Annoying Electronic Toys

Annoying Electronic Toys

What is with all these ridiculous electronic toys?

A few months ago, my husband and I went shopping for toys for our then-8-week-old son for the first time. We went to an 'educational' toy shop thinking we'd find things to help his development. After the initial shock over the prices of some of the toys, I spent the whole afternoon saying, 'No, I don't want that, the song will get on my nerves' or 'No, I don't want that, it just teaches him to push a button, nothing else'. We got back home with precisely nothing because every single toy that was of the type we wanted was electronic.

When my 13-year-old son was a baby he had only one toy that needed a battery.
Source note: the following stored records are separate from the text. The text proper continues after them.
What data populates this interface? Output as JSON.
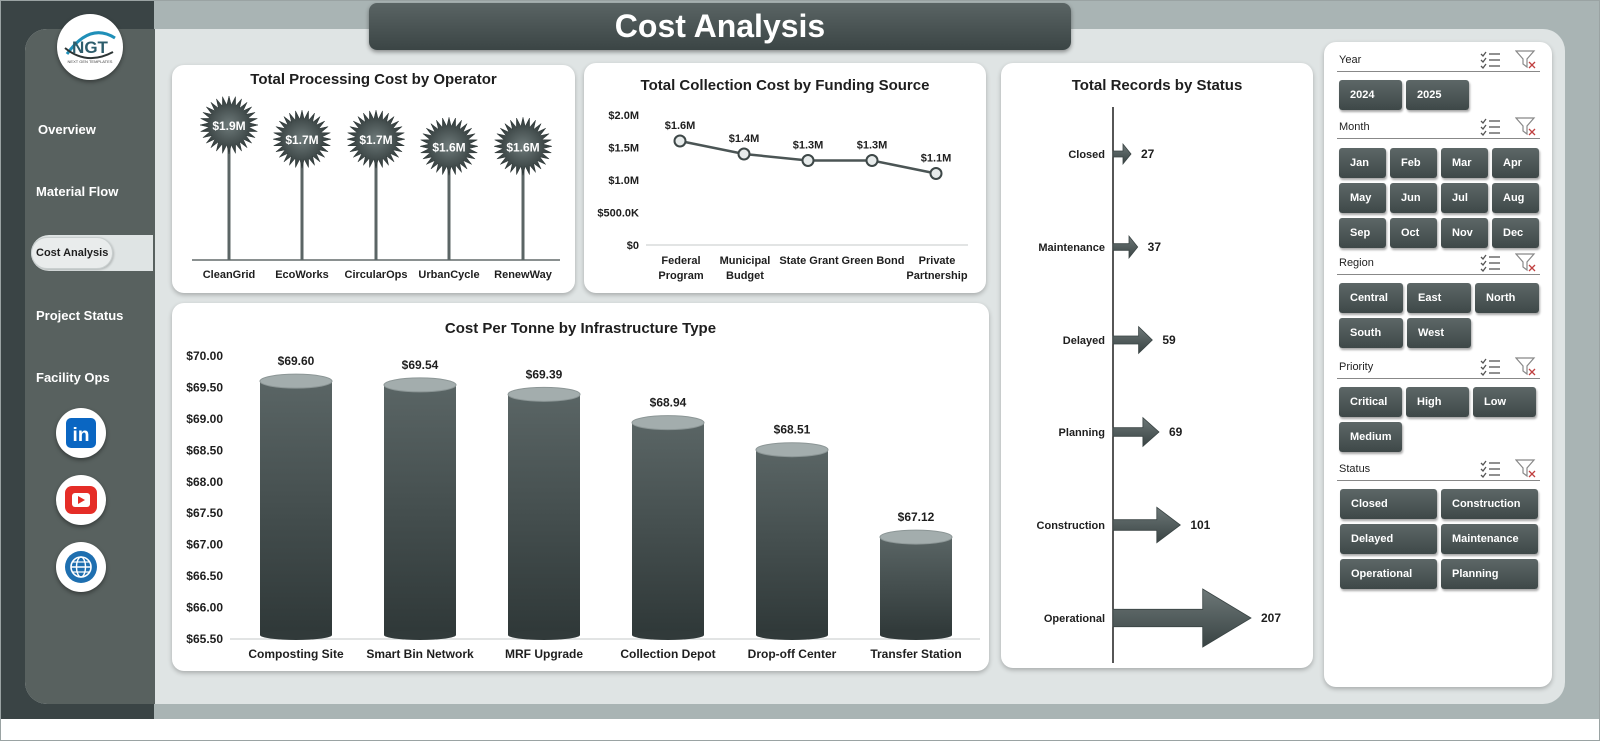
{
  "title": "Cost Analysis",
  "logo": {
    "text": "NGT",
    "subtext": "NEXT GEN TEMPLATES"
  },
  "nav": {
    "items": [
      {
        "label": "Overview"
      },
      {
        "label": "Material Flow"
      },
      {
        "label": "Cost Analysis"
      },
      {
        "label": "Project Status"
      },
      {
        "label": "Facility Ops"
      }
    ],
    "active": "Cost Analysis"
  },
  "social": {
    "linkedin": "in"
  },
  "colors": {
    "accent": "#4b5555",
    "dark": "#3a4445",
    "canvas": "#dfe4e4",
    "sidebar": "#58615f"
  },
  "slicers": {
    "year": {
      "label": "Year",
      "options": [
        "2024",
        "2025"
      ]
    },
    "month": {
      "label": "Month",
      "options": [
        "Jan",
        "Feb",
        "Mar",
        "Apr",
        "May",
        "Jun",
        "Jul",
        "Aug",
        "Sep",
        "Oct",
        "Nov",
        "Dec"
      ]
    },
    "region": {
      "label": "Region",
      "options": [
        "Central",
        "East",
        "North",
        "South",
        "West"
      ]
    },
    "priority": {
      "label": "Priority",
      "options": [
        "Critical",
        "High",
        "Low",
        "Medium"
      ]
    },
    "status": {
      "label": "Status",
      "options": [
        "Closed",
        "Construction",
        "Delayed",
        "Maintenance",
        "Operational",
        "Planning"
      ]
    }
  },
  "chart_data": [
    {
      "id": "processing",
      "type": "bar",
      "title": "Total Processing Cost by Operator",
      "categories": [
        "CleanGrid",
        "EcoWorks",
        "CircularOps",
        "UrbanCycle",
        "RenewWay"
      ],
      "values": [
        1.9,
        1.7,
        1.7,
        1.6,
        1.6
      ],
      "data_labels": [
        "$1.9M",
        "$1.7M",
        "$1.7M",
        "$1.6M",
        "$1.6M"
      ],
      "unit": "$M"
    },
    {
      "id": "collection",
      "type": "line",
      "title": "Total Collection Cost by Funding Source",
      "categories": [
        [
          "Federal",
          "Program"
        ],
        [
          "Municipal",
          "Budget"
        ],
        [
          "State Grant"
        ],
        [
          "Green Bond"
        ],
        [
          "Private",
          "Partnership"
        ]
      ],
      "values": [
        1.6,
        1.4,
        1.3,
        1.3,
        1.1
      ],
      "data_labels": [
        "$1.6M",
        "$1.4M",
        "$1.3M",
        "$1.3M",
        "$1.1M"
      ],
      "ylim": [
        0,
        2.0
      ],
      "yticks": [
        "$0",
        "$500.0K",
        "$1.0M",
        "$1.5M",
        "$2.0M"
      ],
      "grid": false
    },
    {
      "id": "tonne",
      "type": "bar",
      "title": "Cost Per Tonne by Infrastructure Type",
      "categories": [
        "Composting Site",
        "Smart Bin Network",
        "MRF Upgrade",
        "Collection Depot",
        "Drop-off Center",
        "Transfer Station"
      ],
      "values": [
        69.6,
        69.54,
        69.39,
        68.94,
        68.51,
        67.12
      ],
      "data_labels": [
        "$69.60",
        "$69.54",
        "$69.39",
        "$68.94",
        "$68.51",
        "$67.12"
      ],
      "ylim": [
        65.5,
        70.0
      ],
      "yticks": [
        "$65.50",
        "$66.00",
        "$66.50",
        "$67.00",
        "$67.50",
        "$68.00",
        "$68.50",
        "$69.00",
        "$69.50",
        "$70.00"
      ]
    },
    {
      "id": "status",
      "type": "bar",
      "title": "Total Records by Status",
      "categories": [
        "Closed",
        "Maintenance",
        "Delayed",
        "Planning",
        "Construction",
        "Operational"
      ],
      "values": [
        27,
        37,
        59,
        69,
        101,
        207
      ]
    }
  ]
}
It was a cuddly octopus that had a different texture or 'activity' on each tentacle. One of them, when pressed, played Twinkle Twinkle Little Star. When it ran out of batteries, it wasn't even possible to get a new one as the battery compartment (one of those tiny watch batteries) was sewn inside.
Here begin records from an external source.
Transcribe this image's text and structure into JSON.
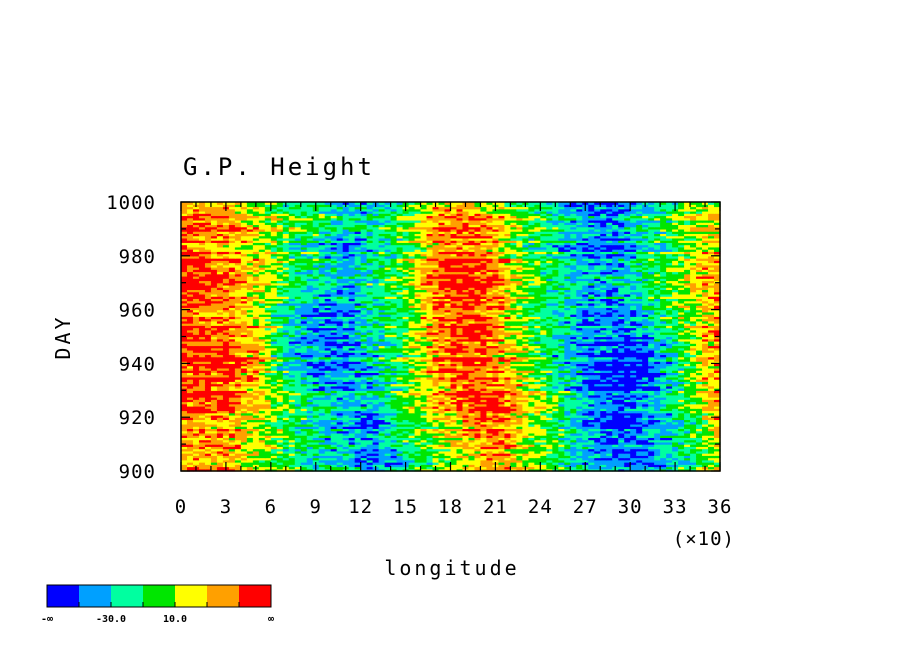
{
  "chart_data": {
    "type": "heatmap",
    "title": "G.P. Height",
    "xlabel": "longitude",
    "ylabel": "DAY",
    "x_multiplier_label": "(×10)",
    "xlim": [
      0,
      36
    ],
    "ylim": [
      900,
      1000
    ],
    "x_ticks": [
      "0",
      "3",
      "6",
      "9",
      "12",
      "15",
      "18",
      "21",
      "24",
      "27",
      "30",
      "33",
      "36"
    ],
    "y_ticks": [
      "900",
      "920",
      "940",
      "960",
      "980",
      "1000"
    ],
    "colorbar": {
      "colors": [
        "#0000ff",
        "#00a0ff",
        "#00ffa0",
        "#00e600",
        "#ffff00",
        "#ffa000",
        "#ff0000"
      ],
      "labels": [
        "-∞",
        "-30.0",
        "10.0",
        "∞"
      ]
    },
    "pattern_x": [
      0,
      3,
      5,
      7,
      9,
      11,
      13,
      15,
      17,
      19,
      21,
      23,
      25,
      27,
      29,
      31,
      33,
      34.5,
      36
    ],
    "pattern_y": [
      900,
      920,
      940,
      960,
      980,
      1000
    ],
    "pattern_levels": [
      [
        5,
        5,
        4,
        3,
        2,
        2,
        1,
        2,
        3,
        4,
        5,
        4,
        3,
        2,
        1,
        1,
        2,
        3,
        4
      ],
      [
        5,
        5,
        4,
        3,
        2,
        1,
        1,
        3,
        4,
        5,
        6,
        4,
        3,
        1,
        0,
        1,
        2,
        3,
        5
      ],
      [
        6,
        6,
        5,
        2,
        1,
        1,
        2,
        3,
        5,
        6,
        5,
        4,
        2,
        1,
        0,
        0,
        2,
        4,
        5
      ],
      [
        6,
        5,
        4,
        2,
        1,
        1,
        2,
        3,
        5,
        6,
        5,
        3,
        2,
        1,
        1,
        2,
        3,
        4,
        5
      ],
      [
        6,
        5,
        4,
        3,
        2,
        1,
        2,
        3,
        5,
        6,
        5,
        3,
        2,
        1,
        1,
        2,
        3,
        4,
        5
      ],
      [
        5,
        5,
        4,
        3,
        3,
        2,
        2,
        3,
        5,
        5,
        4,
        3,
        2,
        1,
        1,
        2,
        3,
        4,
        4
      ]
    ]
  }
}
These days it seems that you can hardly get a toy without needing to stock up on batteries.

It's really getting on my nerves.

My loathing of electronic toys came to a head the other week when I wanted to buy my son a ring stacker. My first son had the classic Fisher Price model and loved it. He played with it for years, so I thought it would be a good choice for my new son. Imagine my surprise when I realised that the only Fisher Price ring stacker I could find was an all bells and whistles electronic one!

I decided to get onto eBay to see if I could find one of the old-fashioned ones and ended up buying a whole bunch of retro toys - the old Chatter Phone, an old shape sorter, an old cot toy... I couldn't find, however, an old-fashioned Fisher Price ring stacker. Instead, I bought one of the new ones for 99p.

It arrived the other day and it's even more ridiculous than I thought. Every time you put one of the rings on the pole it makes a sound and lights up. When you put the star on the top, it plays one of a selection of annoying songs. I've just decided to remove the batteries.

No longer are kids allowed to be satisfied with completing something correctly, instead there needs to be a big song and dance about every little thing they do.

Are these electronic toys a sign of the coming apocalypse? Because, honestly, if my son is given even one electronic toy for Christmas and then I'm forced to listen to it being played over and over again because the person who gave it to him is there, I will be begging for the world to end.